EUR rallied in wake of the ECB 25bp hike and the accompanying hawkish statement and presser where ECB President Lagarde strongly suggested another hike is likely in July, saw EURUSD pushing through the 1.0950 level to the upside and entering the April/May “chop zone” where some volatility could be expected.

JPY was marginally lower against the USD in a volatile session, despite overall Dollar weakness and lower UST yields. Risk on sentiment seeing haven outflows as well as traders positioning themselves for today’s possibly interesting BoJ meeting saw the USDJPY perform an impressive (almost) round trip from highs of 141.50 in the European morning back to 140.08 at the start of the Asian session. Today’s BoJ meeting could be the usual non-event, but there is a chance of a BoJ surprise in their Yield curve control policy as they did in December ’22 which would see some big moves in the JPY.

Against a market risk on background AUD and NZD both saw impressive gains with AUD being the clear outperformer. AUDUSD surging through resistance to test the big level at 0.6900 from lows of 0.6768. A blowout Australian employment report along with continued talk of Chinese stimulus buoying AUD. NZDUSD was also firmer on the day but with NZD hampered by weak GDP data on Thursday the AUDNZD cross pushed decisively higher to hit a high of 1.1043, within a whisker of June highs.

Gold prices surged off their post-FOMC lows after breaching the 1938 support level, lower yields and a weak USD seeing XAUUSD firmly back into its trading range after the false breakout to the downside.

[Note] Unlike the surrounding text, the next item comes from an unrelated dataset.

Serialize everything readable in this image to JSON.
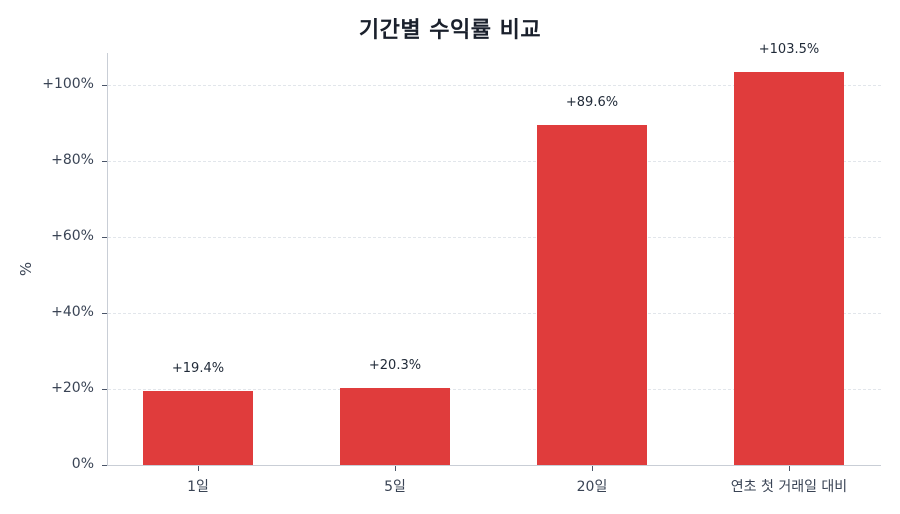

Today’s main risk event will be the Bank of Japan monetary policy statement, it could be a fizzer or it could be fireworks, there will be no in-between in my opinion. If the status quo is maintained as far as monetary policy is concerned there should be minimal market impact, if the BoJ does surprise by tinkering with any of their policies then some extreme volatility in Japanese bonds and the JPY is a probability.